Reputation: 4498
Working with dataframe df:
User_ID | Transaction_ID | Transaction_Row | Category
3824739 123 -1 A
3824739 123 -1 A
2398473 345 0 A
1230984 567 1 C
I need to pivot the above data by Category and sum Transaction_Row. However, I need to groupby Transaction ID, so that for Transaction ID 123 above, I only count the -1 once.
Can I do this with a pandas pivot table or only with a groupby?

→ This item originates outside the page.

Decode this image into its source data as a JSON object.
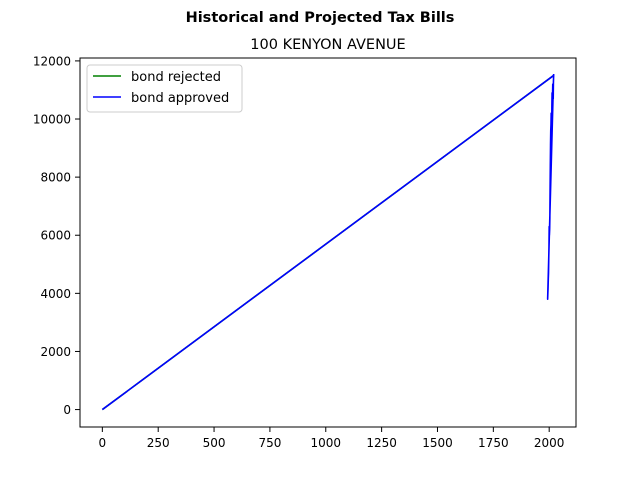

pd.pivot_table(df,index=["Category"],values=["Transaction_Row"],aggfunc=np.sum)
Current Output:
Category | Sum of Transaction_Row
A -2
C 1
Desired Output:
Category | Sum of Transaction_Row
A -1
C 1
I don't know, how to edit the statement above to fix the double counting issue.
Thank You!
Upvotes: 0
Views: 203
Reputation: 494
I hope I got your question right. First, drop duplicates based on Transaction_ID and Transaction_Row only. Then do the pivot.
df_2 = df.drop_duplicates(subset=['Transaction_ID', 'Transaction_Row'])
pd.pivot_table(df_2, index=["Category"], values=["Transaction_Row"], aggfunc=np.sum)
Upvotes: 2